Obviously, faith is a comfortable topic for the quarterback. Hill spoke freely about his testimony and desire to share it.
“I have never doubted," he said. "I have had a firm belief in God and in the teachings of the church. No, I’m not perfect in any way. But I want to be better and to influence people for good in any way I can.”
Since the injury, Hill has come to accept that God could have prevented his injury but that it’s all right that he didn’t.
“Listen, trials and difficult times can help you become better and move forward, or they can cause you to step backward," he said. "It’s how you handle those situations that shows who you can become. I view this as an opportunity to share my faith with others.”
While he uses this unique experience to share the gospel, he knows that his future is also of great interest to BYU fans. “People stop me on campus every day, and I just don’t have an answer yet.” Hill said he’s not bothered by the questions because the same fans have supported him throughout his entire career.

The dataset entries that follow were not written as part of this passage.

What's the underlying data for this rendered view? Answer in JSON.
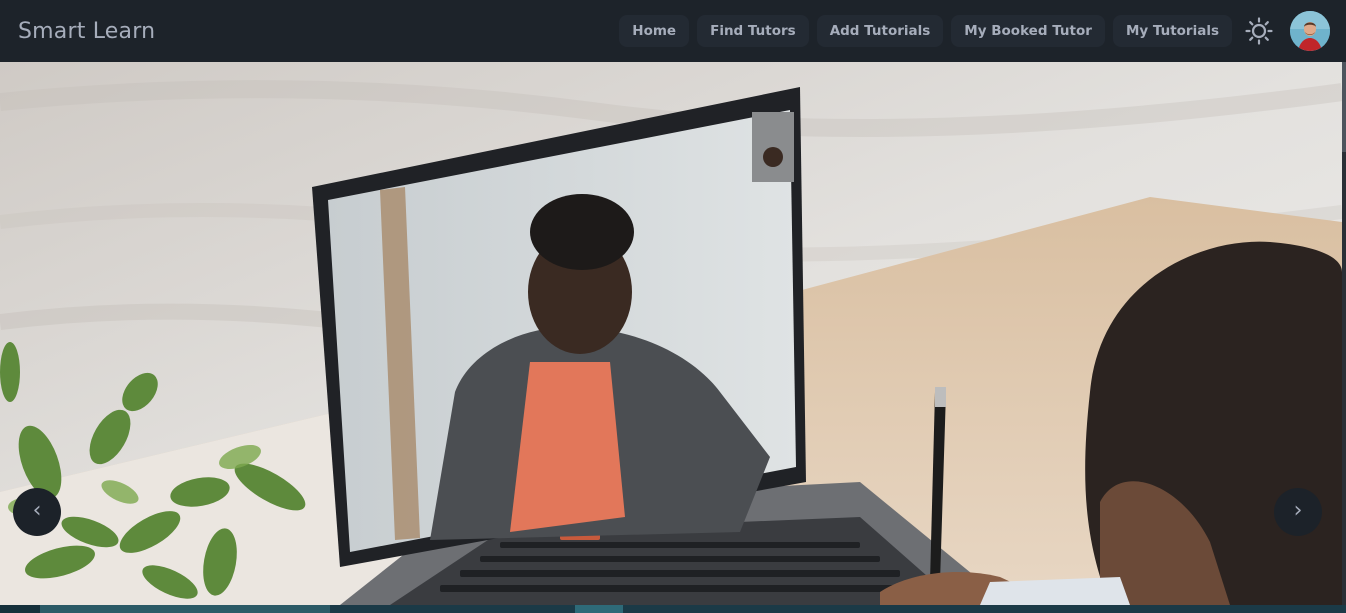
{
  "navbar": {
    "brand": "Smart Learn",
    "links": [
      {
        "label": "Home"
      },
      {
        "label": "Find Tutors"
      },
      {
        "label": "Add Tutorials"
      },
      {
        "label": "My Booked Tutor"
      },
      {
        "label": "My Tutorials"
      }
    ],
    "theme_icon": "sun-icon",
    "avatar_icon": "user-avatar"
  },
  "carousel": {
    "prev_label": "‹",
    "next_label": "›",
    "slide_icon": "online-tutoring-photo"
  },
  "colors": {
    "nav_background": "#1d232a",
    "nav_text": "#a6adbb",
    "button_background": "#232a33"
  }
}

“I’m in no rush to decide,” Hill said. “These are three separate injuries with no correlation. These are freak things. Do they end my career? Not necessarily. I have the option of a medical redshirt and one more year after I graduate this December. Then maybe I pursue the NFL. Who knows?”
Whether he ever plays again, Hill has a passion for finance and looks forward to a professional career where he suits up every day in a very different way. More than anything, Hill wants fans to know he’s taking all the necessary steps to be successful, whether in football or in finance, and that no decisions will be made until next year.
In the meantime, he hangs on to the knowledge of what’s most important in his life. He wants to be the best husband and father he can be and to maintain balance.
As a final observation, I noted how Hill seems unique from others who endure unexpected trials. Others often speak of their faith being much stronger on the other side of the obstacle.
“Honestly, nothing has changed," he said. "I don’t feel I’ve had to make any major changes to grow closer to the Lord. We studied our scriptures and prayed before, and we do the same now. My faith isn’t stronger because of the injury, it’s stronger because we’re trying our best to know him.”
With his trademark speed, Hill quotes Mosiah 5:13: “For how knoweth a man the master whom he has not served, and who is a stranger unto him, and is far from the thoughts and intents of his heart?”
The verse has always been an anchor for Hill. “It’s all about our relationship with the Savior. We can’t have one if our thoughts are not with him and if we don’t enjoy his scriptures.”
Somewhere on a couch in Provo, Taysom and Emily are contemplating the future. Instead of injuries and regret, they see health and hope. Rather than looking over their shoulders at what might have been, they look ahead at another open field.